How AI in Medical Imaging Could Leak Your Health Data — and What to Do

Artificial intelligence has become a powerful assistant in radiology. It can help radiologists spot tumors, fractures, and other abnormalities faster than ever. But a recent report from the Radiological Society of North America (RSNA) warns that the same technology opens a “Pandora’s Box” of privacy risks for patients. If you’ve ever had an X-ray, MRI, or CT scan, your identity and sensitive health information may be more exposed than you realize.

What Happened

The RSNA report, titled “Medical Imaging AI Opens a Pandora’s Box of Privacy-Related Risks,” highlights a growing concern among radiologists and privacy experts. When AI algorithms are trained or run on medical images, they often need to process large datasets that include metadata, facial features, or body shapes. Researchers have demonstrated that AI can reconstruct a person’s face from a CT scan using the skull and soft tissue data—without the patient’s consent. In some cases, the same AI models that detect disease can inadvertently reveal personal identifiers like age, sex, or even unique anatomical markers.

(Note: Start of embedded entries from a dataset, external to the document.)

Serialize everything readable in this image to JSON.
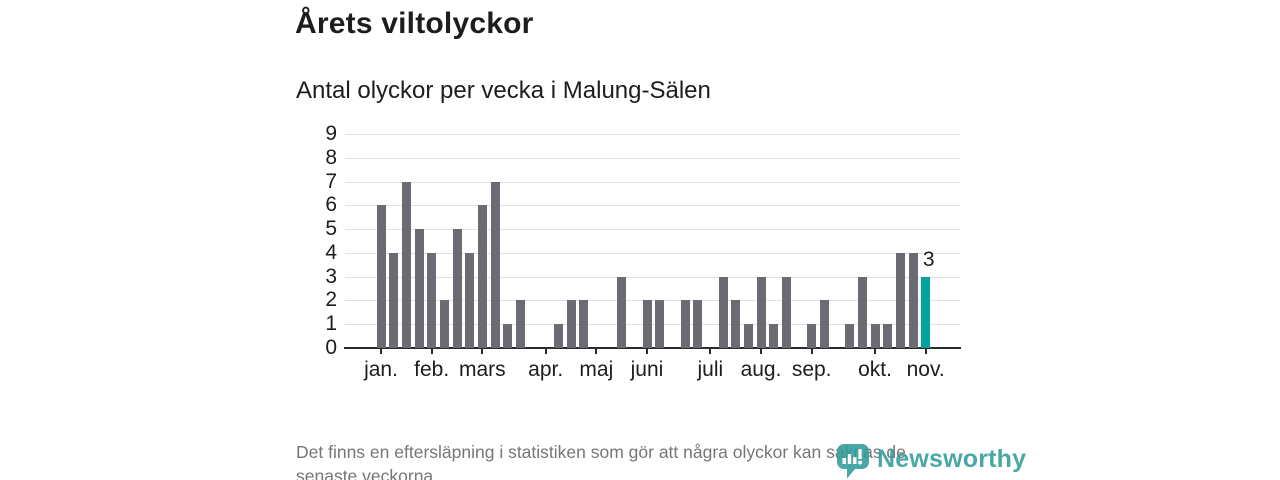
{
  "header": {
    "title": "Årets viltolyckor",
    "subtitle": "Antal olyckor per vecka i Malung-Sälen"
  },
  "footer": {
    "line1": "Det finns en eftersläpning i statistiken som gör att några olyckor kan saknas de",
    "line2": "senaste veckorna."
  },
  "logo": {
    "name": "Newsworthy",
    "icon": "newsworthy-pin-barchart-icon",
    "color": "#2f9c98"
  },
  "colors": {
    "bar": "#6b6b73",
    "highlight": "#00a49c",
    "grid": "#e1e1e1",
    "axis": "#2b2b2b",
    "text": "#1d1d1b",
    "muted": "#767676"
  },
  "chart_data": {
    "type": "bar",
    "title": "Årets viltolyckor",
    "subtitle": "Antal olyckor per vecka i Malung-Sälen",
    "x_unit": "vecka (week of year)",
    "ylabel": "Antal olyckor",
    "ylim": [
      0,
      9
    ],
    "yticks": [
      0,
      1,
      2,
      3,
      4,
      5,
      6,
      7,
      8,
      9
    ],
    "grid": true,
    "values_by_week": [
      6,
      4,
      7,
      5,
      4,
      2,
      5,
      4,
      6,
      7,
      1,
      2,
      0,
      0,
      1,
      2,
      2,
      0,
      0,
      3,
      0,
      2,
      2,
      0,
      2,
      2,
      0,
      3,
      2,
      1,
      3,
      1,
      3,
      0,
      1,
      2,
      0,
      1,
      3,
      1,
      1,
      4,
      4,
      3
    ],
    "weeks_domain": [
      1,
      46
    ],
    "months": [
      {
        "label": "jan.",
        "week": 1
      },
      {
        "label": "feb.",
        "week": 5
      },
      {
        "label": "mars",
        "week": 9
      },
      {
        "label": "apr.",
        "week": 14
      },
      {
        "label": "maj",
        "week": 18
      },
      {
        "label": "juni",
        "week": 22
      },
      {
        "label": "juli",
        "week": 27
      },
      {
        "label": "aug.",
        "week": 31
      },
      {
        "label": "sep.",
        "week": 35
      },
      {
        "label": "okt.",
        "week": 40
      },
      {
        "label": "nov.",
        "week": 44
      }
    ],
    "highlight": {
      "week": 44,
      "value": 3,
      "label": "3"
    }
  }
}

These risks aren’t theoretical. A 2019 study published in Nature Communications showed that facial recognition software could accurately match CT scans to photographs of individuals. More recently, security researchers have found that AI tools used in imaging may store data in insecure cloud environments where breaches could expose thousands of patient records. The RSNA report emphasizes that even after de-identification, AI’s ability to re-identify individuals is improving rapidly, making traditional anonymization methods less reliable.

Why It Matters

Medical images are among the most sensitive pieces of personal data you possess. They can reveal not only your identity but also details about your genetics, reproductive health, and mental health. If leaked or misused, this information could lead to insurance discrimination, employer bias, or plain identity theft.

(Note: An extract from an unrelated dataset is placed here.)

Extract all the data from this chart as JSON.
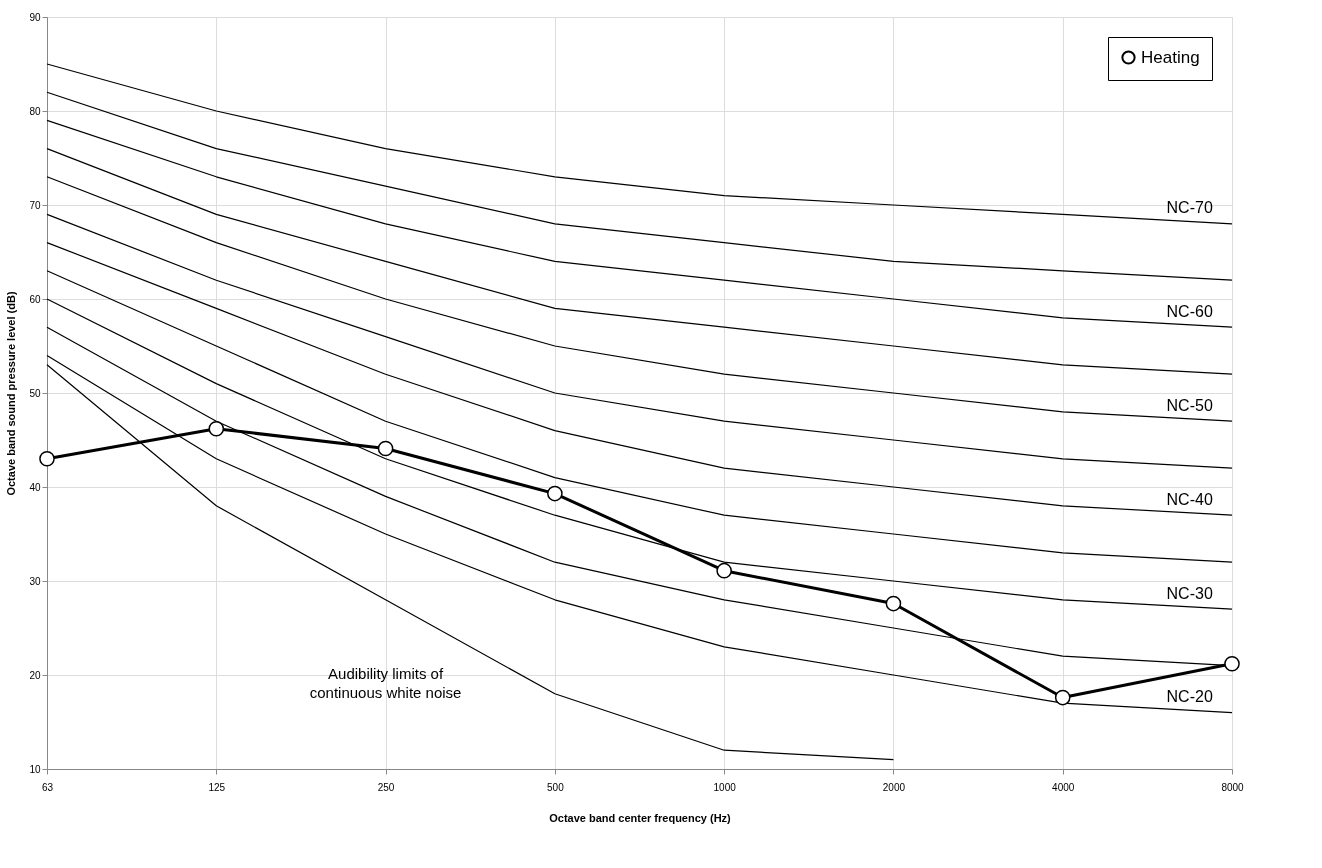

Under the Health Insurance Portability and Accountability Act (HIPAA), healthcare providers must protect your health information. But HIPAA was drafted before AI became common in clinical settings. It does not clearly cover all the ways AI can extract or re-identify data. For example, the law’s “Safe Harbor” de-identification method removes 18 specific identifiers, but it was never designed to stop AI from inferring those identifiers from pixel-level patterns. Many imaging AI tools also process data on third-party cloud servers, which introduces additional legal and security gaps. Patients are rarely told whether AI is being used on their scans, how the data is stored, or who has access to it.

What Readers Can Do

You don’t have to be a tech expert to protect yourself. Here are concrete steps you can take before and during your next medical imaging exam:

  1. Ask if AI is being used. When scheduling or checking in, ask the technician or your doctor: “Will an AI tool be used to analyze my images?” Many facilities will be honest if you ask directly. If they say yes, follow up with how your data is handled.

  2. Request anonymization. Ask if your images can be anonymized before being sent to any AI service. While some AI tools require non-anonymized data for clinical accuracy, many can work with de-identified versions. The facility should be able to explain.

  3. Read the consent form carefully. You may be asked to sign a general consent for “research” or “quality improvement.” Look for language about sharing data with third-party AI vendors. If the form is vague, ask for clarification or request to have the AI analysis done locally rather than in the cloud.

  4. Understand cloud storage risks. Ask where your data will be stored and how it’s encrypted. If the provider uses a cloud vendor, ask whether they have a data processing agreement and what happens if the vendor suffers a breach.

  5. Opt out when possible. Some facilities allow patients to opt out of having their images used for AI training or development. This may limit your exposure, though it’s not always possible if AI is part of the clinical workflow.

Sources

  • Radiological Society of North America. “Medical Imaging AI Opens a Pandora’s Box of Privacy-Related Risks.” May 2026.
  • Schwarz, C. et al. “Facial recognition from CT scans using deep learning.” Nature Communications, 2019.
  • U.S. Department of Health and Human Services. “Guidance Regarding Methods for De-identification of Protected Health Information.” Updated 2022.

The bottom line: AI in medical imaging offers real benefits, but the privacy landscape is shifting. By staying informed and asking the right questions, you can help ensure that your medical data stays yours—whether or not you see the algorithm behind the image.